His former maid’s death did not make it into the trial, and neither did the death by a hit-and-run auto accident of a Stephen Smith, a young man who had been a classmate of one of Murdaugh’s sons. Smith was gay and it seems he may have had an affair with Murdaugh’s son. There seemed to be some connection with the car of that son and the young gay man, but that was never seriously investigated.
Finally, there was the weird “attempted murder” of Alex Murdaugh a month or so after the murder of his wife and son. While Alex was stopped on the side of the road, a man drove by, stopped and shot at Murdaugh, grazing his head. The shooter was later identified (he’ll be coming on trial), and it turned out that Murdaugh knew him. The claim is that Murdaugh had paid him to kill himself so that his remaining son could collect life insurance money. I don’t believe that for a second. Somebody as selfish and narcissistic as Alex Murdaugh would not sacrifice his life for anybody else, no more than would Donald Trump. What I believe most likely is that he was trying to set up a claim that somebody was after his entire family and himself.
On the stand, Murdaugh put on quite a show. He was forced to admit to his financial misdeeds. He choked up. He sobbed and boohooed. He said how wrong what he’d done was. He claimed that it was all due to his (previous) opioid addiction, but he was over that and he’s now a new man. But he never offered to repay the money he’d stolen from his victims.
At the end of a many-weeks trial, the jury met for a mere three hours and then returned a “guilty” verdict. Almost all commentators were shocked at the speed of the verdict. Some were taken by surprise at the verdict itself. They said they had thought there would at least be a “struggle” among the jurors. To me, the result represents the class nature of society, in that this prominent family evidently was highly resented throughout the area. I think the defense made a major strategic blunder by not asking for a change of venue; they just assumed that “prominent” meant he was admired or even loved by all. That’s probably what Murdaugh himself thought.
As for myself, I’m glad he was convicted.
I think Murdaugh’s lawyer – and probably Murdaugh himself – made a major blunder. They didn’t move for a change in venue. Murdaugh had operated with impunity for years. He probably thought that his connections would protect him once again. He and his lawyer probably believed all the bowing and scraping that local residents probably did to him up until that time. They thought he was universally loved. But once he became vulnerable, the people’s “love” for him was revealed for what it was. The swift verdict of the jury showed the class nature of society.
So did the punishment.
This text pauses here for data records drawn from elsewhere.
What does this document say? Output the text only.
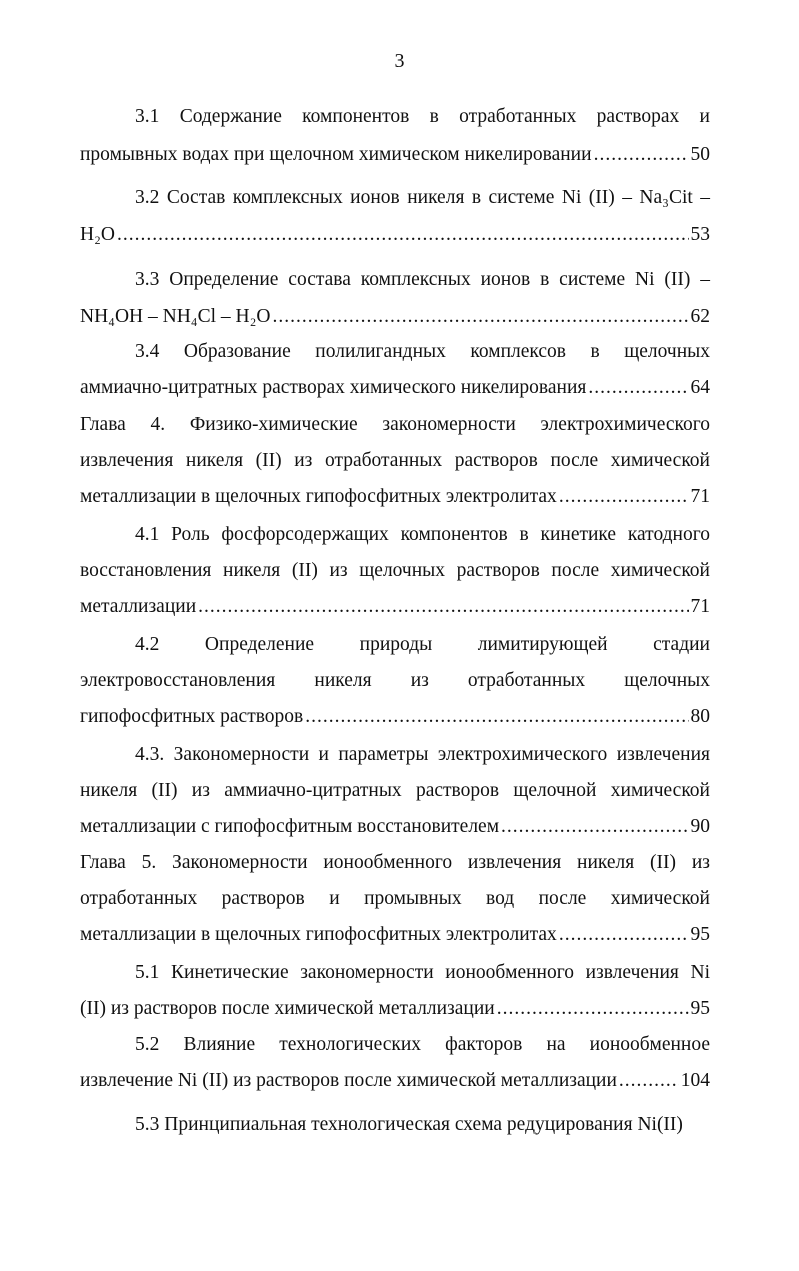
3
3.1 Содержание компонентов в отработанных растворах и
промывных водах при щелочном химическом никелировании .....	50
3.2 Состав комплексных ионов никеля в системе Ni (II) – Na₃Cit –
H₂O .....	53
3.3 Определение состава комплексных ионов в системе Ni (II) –
NH₄OH – NH₄Cl – H₂O .....	62
3.4 Образование полилигандных комплексов в щелочных
аммиачно-цитратных растворах химического никелирования .....	64
Глава 4. Физико-химические закономерности электрохимического
извлечения никеля (II) из отработанных растворов после химической
металлизации в щелочных гипофосфитных электролитах .....	71
4.1 Роль фосфорсодержащих компонентов в кинетике катодного
восстановления никеля (II) из щелочных растворов после химической
металлизации .....	71
4.2 Определение природы лимитирующей стадии
электровосстановления никеля из отработанных щелочных
гипофосфитных растворов .....	80
4.3. Закономерности и параметры электрохимического извлечения
никеля (II) из аммиачно-цитратных растворов щелочной химической
металлизации с гипофосфитным восстановителем .....	90
Глава 5. Закономерности ионообменного извлечения никеля (II) из
отработанных растворов и промывных вод после химической
металлизации в щелочных гипофосфитных электролитах .....	95
5.1 Кинетические закономерности ионообменного извлечения Ni
(II) из растворов после химической металлизации .....	95
5.2 Влияние технологических факторов на ионообменное
извлечение Ni (II) из растворов после химической металлизации .....	104
5.3 Принципиальная технологическая схема редуцирования Ni(II)
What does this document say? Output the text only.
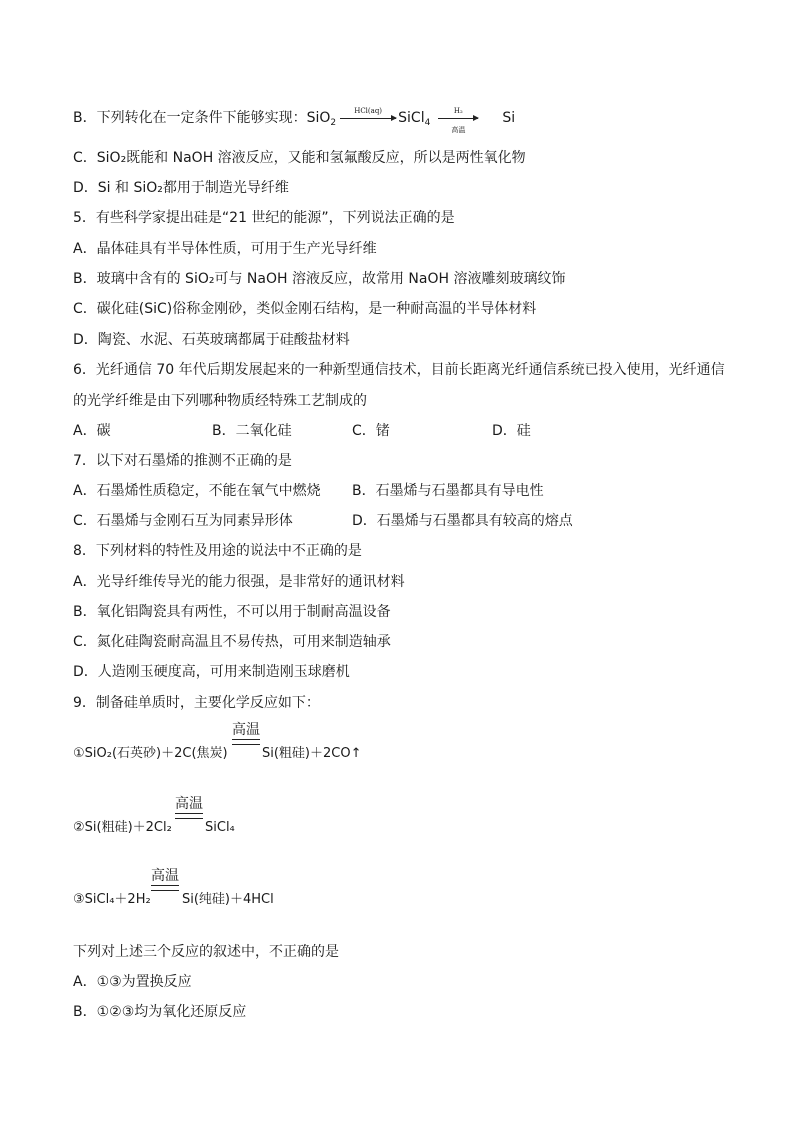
B．下列转化在一定条件下能够实现：SiO$_2$
HCl(aq)	SiCl$_4$
H₂
高温
Si
C．SiO₂既能和 NaOH 溶液反应，又能和氢氟酸反应，所以是两性氧化物
D．Si 和 SiO₂都用于制造光导纤维
5．有些科学家提出硅是“21 世纪的能源”，下列说法正确的是
A．晶体硅具有半导体性质，可用于生产光导纤维
B．玻璃中含有的 SiO₂可与 NaOH 溶液反应，故常用 NaOH 溶液雕刻玻璃纹饰
C．碳化硅(SiC)俗称金刚砂，类似金刚石结构，是一种耐高温的半导体材料
D．陶瓷、水泥、石英玻璃都属于硅酸盐材料
6．光纤通信 70 年代后期发展起来的一种新型通信技术，目前长距离光纤通信系统已投入使用，光纤通信
的光学纤维是由下列哪种物质经特殊工艺制成的
A．碳	B．二氧化硅	C．锗	D．硅
7．以下对石墨烯的推测不正确的是
A．石墨烯性质稳定，不能在氧气中燃烧 B．石墨烯与石墨都具有导电性
C．石墨烯与金刚石互为同素异形体	D．石墨烯与石墨都具有较高的熔点
8．下列材料的特性及用途的说法中不正确的是
A．光导纤维传导光的能力很强，是非常好的通讯材料
B．氧化铝陶瓷具有两性，不可以用于制耐高温设备
C．氮化硅陶瓷耐高温且不易传热，可用来制造轴承
D．人造刚玉硬度高，可用来制造刚玉球磨机
9．制备硅单质时，主要化学反应如下：
高温
①SiO₂(石英砂)＋2C(焦炭)	Si(粗硅)＋2CO↑
高温
②Si(粗硅)＋2Cl₂	SiCl₄
高温
③SiCl₄＋2H₂ Si(纯硅)＋4HCl
下列对上述三个反应的叙述中，不正确的是
A．①③为置换反应
B．①②③均为氧化还原反应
Murdaugh was eligible for the death sentence, but the prosecution didn’t ask for it nor did the judge impose it. Had it been a poor black man, the electric chair would be awaiting this particular perp. In his statement about the sentence, the judge commented on how Murdaugh had had a lovely family. No he didn’t. His son’s also operated with impunity, as we saw in the boating accident. Not only that, but it seems highly unlikely that they didn’t at least suspect that Murdaugh was stealing millions from his clients. At least one of them is paying some price for it now.